Я старался не думать о своем состоянии, пытался сфокусироваться на Райе и вновь обрести чудесную силу и выносливость, которые утратил. Осматривая ее, я больше не мог отыскать пульс ни в висках, ни на шее, ни на запястьях. Ее кожа казалась холоднее, чем была раньше. Когда я торопливо поднял ей веко, мне показалось, что с глазом произошло какое-то изменение, там была ужасная пустота.
— О нет, — вырвалось у меня, и я снова начал щупать пульс. — Нет, Райа, нет, пожалуйста, нет, — но все так же не мог обнаружить сердцебиения. — Черт побери, нет!
Я прижал ее к себе, обнял как можно крепче, как будто мог помешать Смерти вырвать ее из моих объятий. Я укачивал ее, как ребенка, напевал ей, говорил ей, что с ней все будет в порядке, все будет хорошо, что мы снова будем валяться рядом на пляже, что мы снова будем заниматься любовью и смеяться, что мы будем вместе очень и очень долго.
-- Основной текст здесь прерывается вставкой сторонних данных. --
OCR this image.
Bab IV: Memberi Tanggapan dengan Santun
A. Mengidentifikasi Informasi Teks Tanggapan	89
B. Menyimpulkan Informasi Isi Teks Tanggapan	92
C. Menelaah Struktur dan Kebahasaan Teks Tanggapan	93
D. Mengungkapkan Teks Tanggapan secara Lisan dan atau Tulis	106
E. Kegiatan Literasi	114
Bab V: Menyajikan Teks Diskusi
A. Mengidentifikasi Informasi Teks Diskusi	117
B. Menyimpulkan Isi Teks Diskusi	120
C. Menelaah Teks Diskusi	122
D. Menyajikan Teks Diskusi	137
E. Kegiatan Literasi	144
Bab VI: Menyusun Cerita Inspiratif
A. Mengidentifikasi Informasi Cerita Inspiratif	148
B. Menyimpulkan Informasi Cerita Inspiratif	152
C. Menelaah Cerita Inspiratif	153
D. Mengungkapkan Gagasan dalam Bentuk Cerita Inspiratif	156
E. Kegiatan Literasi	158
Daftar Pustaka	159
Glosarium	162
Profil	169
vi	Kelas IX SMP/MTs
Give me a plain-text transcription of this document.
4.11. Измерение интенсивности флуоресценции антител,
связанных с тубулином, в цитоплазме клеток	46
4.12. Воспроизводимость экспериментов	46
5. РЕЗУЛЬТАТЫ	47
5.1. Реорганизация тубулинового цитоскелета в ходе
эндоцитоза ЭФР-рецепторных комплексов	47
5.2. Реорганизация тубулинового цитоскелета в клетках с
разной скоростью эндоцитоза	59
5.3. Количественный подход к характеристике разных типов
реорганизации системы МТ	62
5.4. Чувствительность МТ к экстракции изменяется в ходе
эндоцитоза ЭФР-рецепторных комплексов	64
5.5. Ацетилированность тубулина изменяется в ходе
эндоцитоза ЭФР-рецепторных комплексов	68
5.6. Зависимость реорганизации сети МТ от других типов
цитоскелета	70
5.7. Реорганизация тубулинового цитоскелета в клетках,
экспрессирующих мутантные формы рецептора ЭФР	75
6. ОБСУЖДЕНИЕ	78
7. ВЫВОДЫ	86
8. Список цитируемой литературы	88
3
Я вспомнил о необычной способности моей матери смешивать различные травы в целебные отвары и припарки. Те же самые травы не обладали медицинскими свойствами, когда их смешивали другие. Исцеляющая сила была в самой маме, а не в истолченных листьях, коре, плодах, корнях и цветах, с которыми она работала. Все мы в семействе Станфеуссов обладали каким-либо особым даром, странные хромосомы вплетались там и тут в наши генетические цепочки. Если моя мать могла исцелять, почему, черт возьми, не могу сделать это и я? Почему на мне лежало проклятие Сумеречного Взгляда, если бог мог так же запросто благословить меня исцеляющими руками? Почему я обречен лишь на то, чтобы видеть гоблинов и надвигающуюся опасность, образы смерти и катастроф? Если моя мать могла лечить, почему не могу я? И поскольку я, совершенно очевидно, был самым одаренным в семье Станфеуссов, почему я не могу исцелять больных даже лучше, чем могла мама?
Крепко держа Райю в объятиях, баюкая ее, как баюкают ребенка, я пожелал, чтобы она была жива. Я требовал, чтобы Смерть ушла прочь. Я спорил с этим черным призраком, пытался развеселить его, умаслить, затем прибег ко всей силе убеждения и логики, затем начал молить, но мольбы скоро вылились в резкий спор. В конце концов я угрожал Смерти, как будто существовало что-то, чего могла испугаться Смерть. Безумец. Я был безумцем. Потерявшим рассудок от лихорадки, но также и от горя. Через свои руки я пытался передать ей свои жизненные силы, перелить в нее жизнь из себя, как наливал бы воду из кувшина в стакан. В своем сознании я создал образ ее, живой и смеющейся, сжал зубы, стиснул челюсти, затаил дыхание и пожелал, чтобы этот мысленный образ стал реальностью, и так напрягся над этой странной задачей, что снова упал в обморок.
После этого лихорадка, горе и усталость сговорились унести меня подальше в царство бреда. Приходя в себя, я то обнаруживал, что пытаюсь исцелить ее, то тихонько напеваю ей — чаще всего старые мелодии Мадди Холли, строчки в которых странным образом перековеркал бред. Порой я бормотал строчки из старых фильмов с Уильямом Пауэллом и Мирной Лой, которые мы оба так любили и временами говорили друг другу в моменты нежности и любви. Я то гневался на бога, то благословлял его, резко обвинял его в садизме вселенского масштаба, а через мгновение всхлипывал и напоминал ему о его репутации милосердного. Я рассыпался в восхвалениях и в неистовстве, причитал и ворковал, молился и сыпал проклятьями, потел и трясся, но в основном плакал. Помню, как я думал, что мои слезы исцелят ее и вернут к жизни. Безумие.